Der Film zerfliesst, die Gegenwart ist kein Gefängnis mehr, dem man nicht entrinnen kann. Die Mauern der Vergangenheit und der Zukunft öffnen sich, von meinem Bauch aus macht sich siedendheiss eine überwältigend allgemeine, grund-lose Trauer in mir breit, greift wie eine Welle wie über mich hinaus. Ich weiss, dass diese Hütte ein Kastell ist; so muss es auf jeden Fall sein, wenn alles seine Ordnung haben soll. Dass ich Don Quichotte bin, obwohl ich keinen Bart und keine Rüstung und keine Bartschüssel als Helm trage, steht ausser Zweifel. Und jener dort ist Sancho Pansa, mein guter schlauer verfressener Sancho. Wunderbar. Jeder weiss, wo er in dieser Geschichte hingehört. Das nenn ich Heimat, das nenn ich Glück.
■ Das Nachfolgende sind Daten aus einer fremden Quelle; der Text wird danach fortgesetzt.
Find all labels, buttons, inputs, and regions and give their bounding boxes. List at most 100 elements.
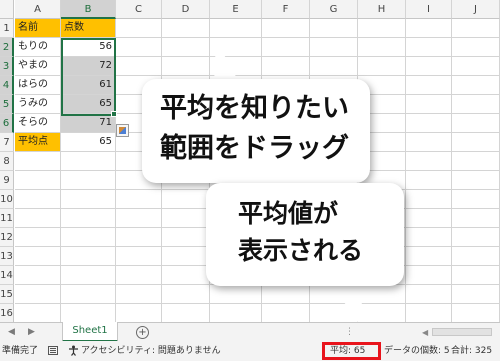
cell-empty[interactable] bbox=[452, 133, 500, 152]
cell-empty[interactable] bbox=[452, 285, 500, 304]
cell-empty[interactable] bbox=[61, 285, 116, 304]
cell-empty[interactable] bbox=[406, 247, 452, 266]
cell-empty[interactable] bbox=[15, 266, 61, 285]
cell-empty[interactable] bbox=[15, 304, 61, 322]
accessibility-icon[interactable] bbox=[68, 341, 79, 361]
cell-empty[interactable] bbox=[262, 304, 310, 322]
cell-empty[interactable] bbox=[116, 38, 162, 57]
column-header-j[interactable]: J bbox=[452, 0, 500, 19]
cell-empty[interactable] bbox=[406, 228, 452, 247]
cell-empty[interactable] bbox=[452, 38, 500, 57]
row-header-14[interactable]: 14 bbox=[0, 266, 14, 285]
row-header-3[interactable]: 3 bbox=[0, 57, 14, 76]
cell-a7[interactable]: 平均点 bbox=[15, 133, 61, 152]
hscroll-left-arrow[interactable]: ◀ bbox=[422, 323, 428, 342]
cell-empty[interactable] bbox=[452, 171, 500, 190]
cell-empty[interactable] bbox=[61, 152, 116, 171]
cell-empty[interactable] bbox=[452, 228, 500, 247]
cell-empty[interactable] bbox=[452, 57, 500, 76]
cell-empty[interactable] bbox=[406, 209, 452, 228]
cell-empty[interactable] bbox=[162, 57, 210, 76]
cell-empty[interactable] bbox=[358, 19, 406, 38]
cell-empty[interactable] bbox=[162, 304, 210, 322]
column-header-a[interactable]: A bbox=[15, 0, 61, 19]
add-sheet-icon[interactable]: + bbox=[136, 326, 149, 339]
cell-empty[interactable] bbox=[406, 76, 452, 95]
select-all-corner[interactable] bbox=[0, 0, 14, 19]
cell-empty[interactable] bbox=[310, 19, 358, 38]
cell-empty[interactable] bbox=[116, 209, 162, 228]
cell-empty[interactable] bbox=[162, 247, 210, 266]
column-header-c[interactable]: C bbox=[116, 0, 162, 19]
cell-empty[interactable] bbox=[406, 266, 452, 285]
column-header-f[interactable]: F bbox=[262, 0, 310, 19]
row-header-7[interactable]: 7 bbox=[0, 133, 14, 152]
cell-empty[interactable] bbox=[406, 171, 452, 190]
status-accessibility[interactable]: アクセシビリティ: 問題ありません bbox=[81, 341, 221, 361]
cell-empty[interactable] bbox=[310, 57, 358, 76]
cell-empty[interactable] bbox=[61, 228, 116, 247]
cell-a5[interactable]: うみの bbox=[15, 95, 61, 114]
cell-empty[interactable] bbox=[162, 266, 210, 285]
row-header-2[interactable]: 2 bbox=[0, 38, 14, 57]
cell-empty[interactable] bbox=[15, 209, 61, 228]
row-header-10[interactable]: 10 bbox=[0, 190, 14, 209]
cell-empty[interactable] bbox=[162, 285, 210, 304]
column-header-h[interactable]: H bbox=[358, 0, 406, 19]
row-header-4[interactable]: 4 bbox=[0, 76, 14, 95]
cell-empty[interactable] bbox=[162, 190, 210, 209]
cell-empty[interactable] bbox=[210, 19, 262, 38]
cell-empty[interactable] bbox=[358, 57, 406, 76]
cell-empty[interactable] bbox=[406, 95, 452, 114]
cell-b4[interactable]: 61 bbox=[61, 76, 116, 95]
tab-scroll-right[interactable]: ▶ bbox=[28, 323, 35, 342]
cell-empty[interactable] bbox=[406, 152, 452, 171]
cell-empty[interactable] bbox=[15, 228, 61, 247]
cell-a3[interactable]: やまの bbox=[15, 57, 61, 76]
cell-empty[interactable] bbox=[406, 304, 452, 322]
column-header-g[interactable]: G bbox=[310, 0, 358, 19]
cell-empty[interactable] bbox=[210, 285, 262, 304]
cell-empty[interactable] bbox=[452, 76, 500, 95]
cell-a4[interactable]: はらの bbox=[15, 76, 61, 95]
cell-empty[interactable] bbox=[116, 228, 162, 247]
row-header-5[interactable]: 5 bbox=[0, 95, 14, 114]
cell-empty[interactable] bbox=[162, 228, 210, 247]
cell-empty[interactable] bbox=[262, 285, 310, 304]
column-header-b[interactable]: B bbox=[61, 0, 116, 19]
row-header-12[interactable]: 12 bbox=[0, 228, 14, 247]
cell-empty[interactable] bbox=[15, 152, 61, 171]
cell-empty[interactable] bbox=[15, 190, 61, 209]
cell-empty[interactable] bbox=[116, 304, 162, 322]
macro-record-icon[interactable] bbox=[48, 346, 58, 355]
cell-empty[interactable] bbox=[15, 285, 61, 304]
row-header-9[interactable]: 9 bbox=[0, 171, 14, 190]
quick-analysis-icon[interactable] bbox=[116, 124, 129, 137]
cell-empty[interactable] bbox=[116, 247, 162, 266]
cell-empty[interactable] bbox=[452, 190, 500, 209]
tab-sheet1[interactable]: Sheet1 bbox=[62, 322, 118, 342]
cell-empty[interactable] bbox=[452, 247, 500, 266]
cell-empty[interactable] bbox=[406, 38, 452, 57]
row-header-13[interactable]: 13 bbox=[0, 247, 14, 266]
cell-b1[interactable]: 点数 bbox=[61, 19, 116, 38]
horizontal-scrollbar[interactable] bbox=[432, 328, 492, 336]
fill-handle[interactable] bbox=[111, 111, 117, 117]
cell-b5[interactable]: 65 bbox=[61, 95, 116, 114]
cell-empty[interactable] bbox=[61, 209, 116, 228]
cell-empty[interactable] bbox=[452, 19, 500, 38]
column-header-e[interactable]: E bbox=[210, 0, 262, 19]
cell-empty[interactable] bbox=[116, 266, 162, 285]
cell-empty[interactable] bbox=[61, 266, 116, 285]
cell-empty[interactable] bbox=[358, 38, 406, 57]
row-header-8[interactable]: 8 bbox=[0, 152, 14, 171]
cell-empty[interactable] bbox=[61, 304, 116, 322]
cell-empty[interactable] bbox=[116, 285, 162, 304]
column-header-i[interactable]: I bbox=[406, 0, 452, 19]
cell-b7[interactable]: 65 bbox=[61, 133, 116, 152]
cell-a1[interactable]: 名前 bbox=[15, 19, 61, 38]
cell-empty[interactable] bbox=[406, 57, 452, 76]
cell-empty[interactable] bbox=[262, 19, 310, 38]
column-header-d[interactable]: D bbox=[162, 0, 210, 19]
row-header-11[interactable]: 11 bbox=[0, 209, 14, 228]
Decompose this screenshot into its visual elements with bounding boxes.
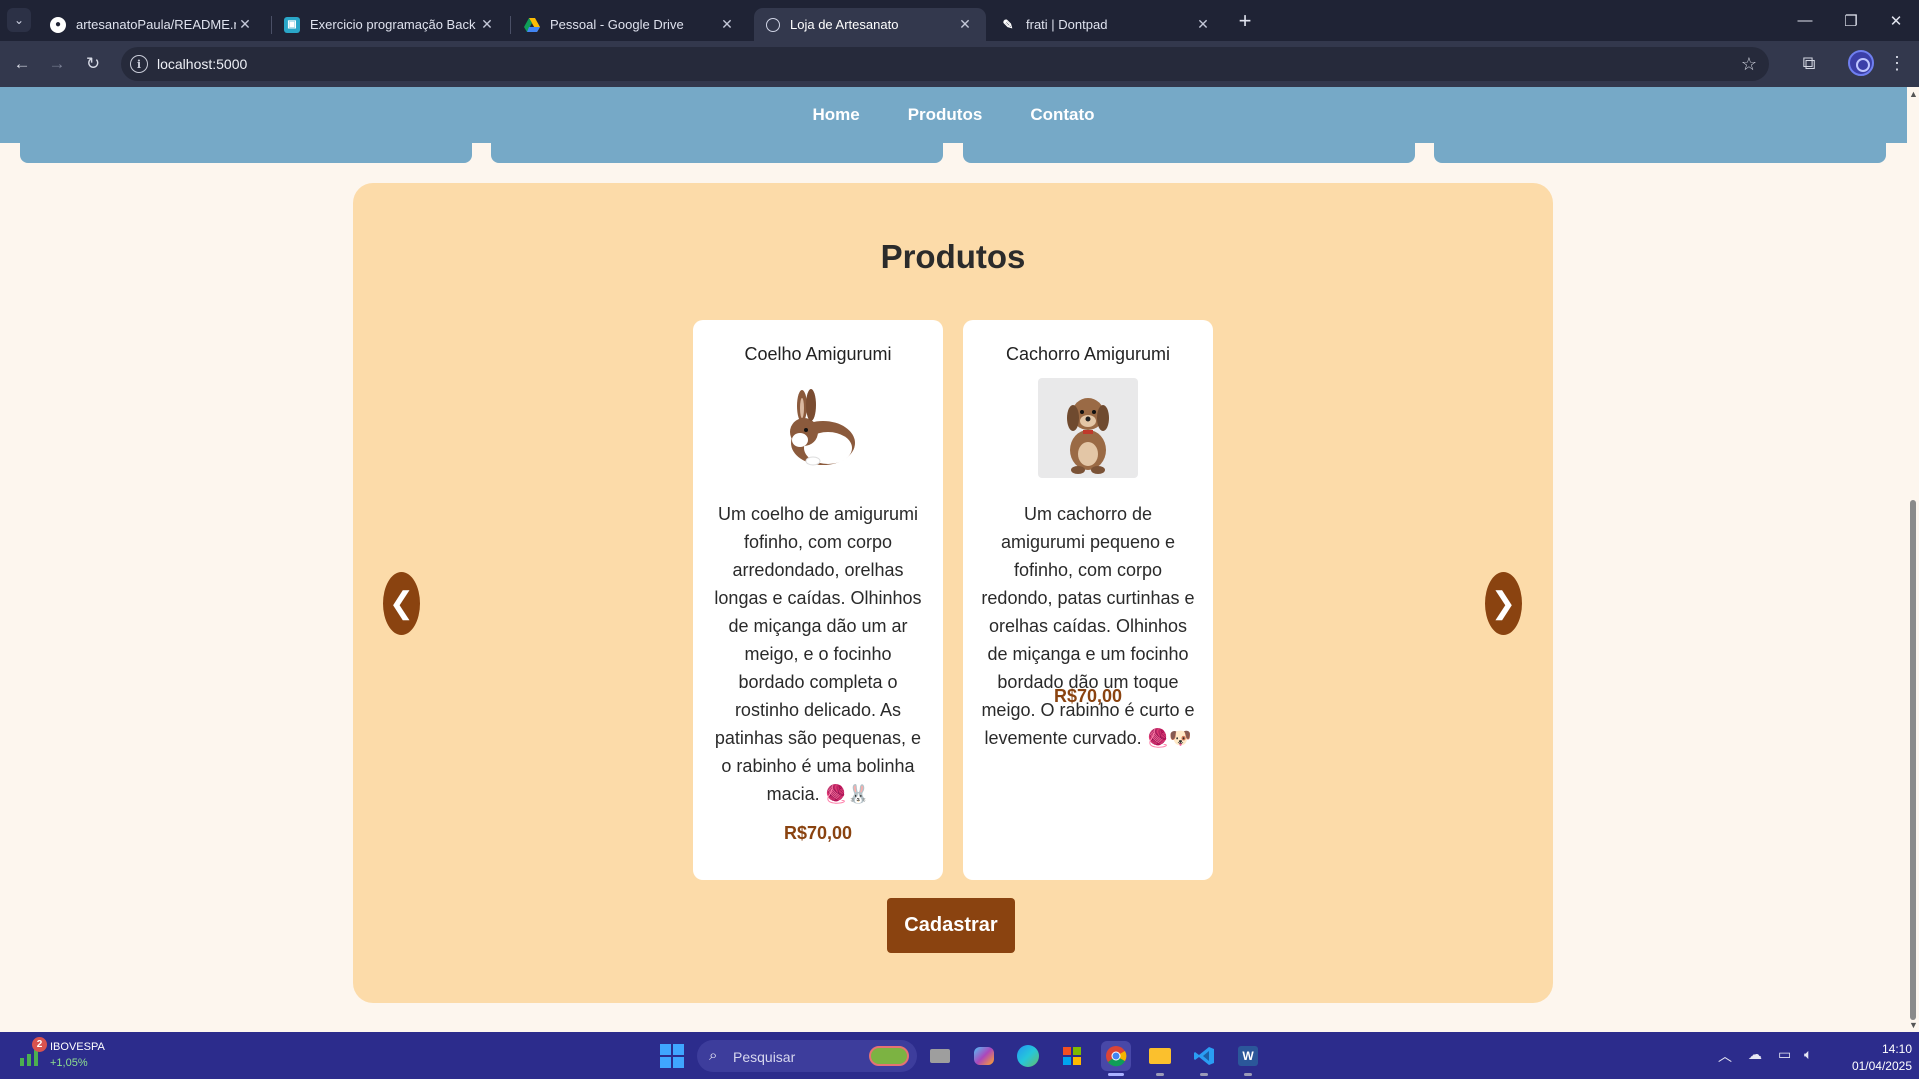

Der Film beginnt wieder zu laufen, der andere Film, der mit den farbigen Bildern und mit Geräuschen, die jemand erzeugt, der hastig eine Flasche leer trinkt. Der junge, grossäugige Mann wirft die Flasche mit überraschender Kraft in eine dunkle Ecke der Hütte, die Tonspur gibt im passenden Moment ein ziemlich lautes, klirrendes Geräusch von sich. Der junge Mann streckt aggressiv seinen Zeigefinger in meine Richtung.

«Es geschieht dir übrigens recht, dass du in dieser elenden Hütte gelandet bist, ein Verfolgter der misericordianischen Behörde bei einem Verfolgten der misericordianischen Gesundheitsbehörde. Du bist an allem, was dir passiert, selber schuld.»

Ich mag darauf nicht antworten. Ich bin müde.

«Denn vielleicht», fährt er rücksichtslos weiter, «warst du ja in der so genannten Vergangenheit ein Monster: die Verkörperung der Boshafftigkeit. Eine Drecksau. Ein Scharfrichter. Ein Folterer, ein Massenmörder, ein Schlächter, ein Nazi, ein Diktator, ein Verräter, ein Tyrann. Oder aber einfach nur ein mieser kleiner Ganove und Verbrecher, ein Hlefershelfer und Scharfrichter, ein Befehlsempfänger und lakai, ein Feigling, ein Denunziant, ein Opportunist und Profiteur. Und die stecken alle noch in dir wie die Puppen in der russischen Puppe. Ja, so wird es sein.»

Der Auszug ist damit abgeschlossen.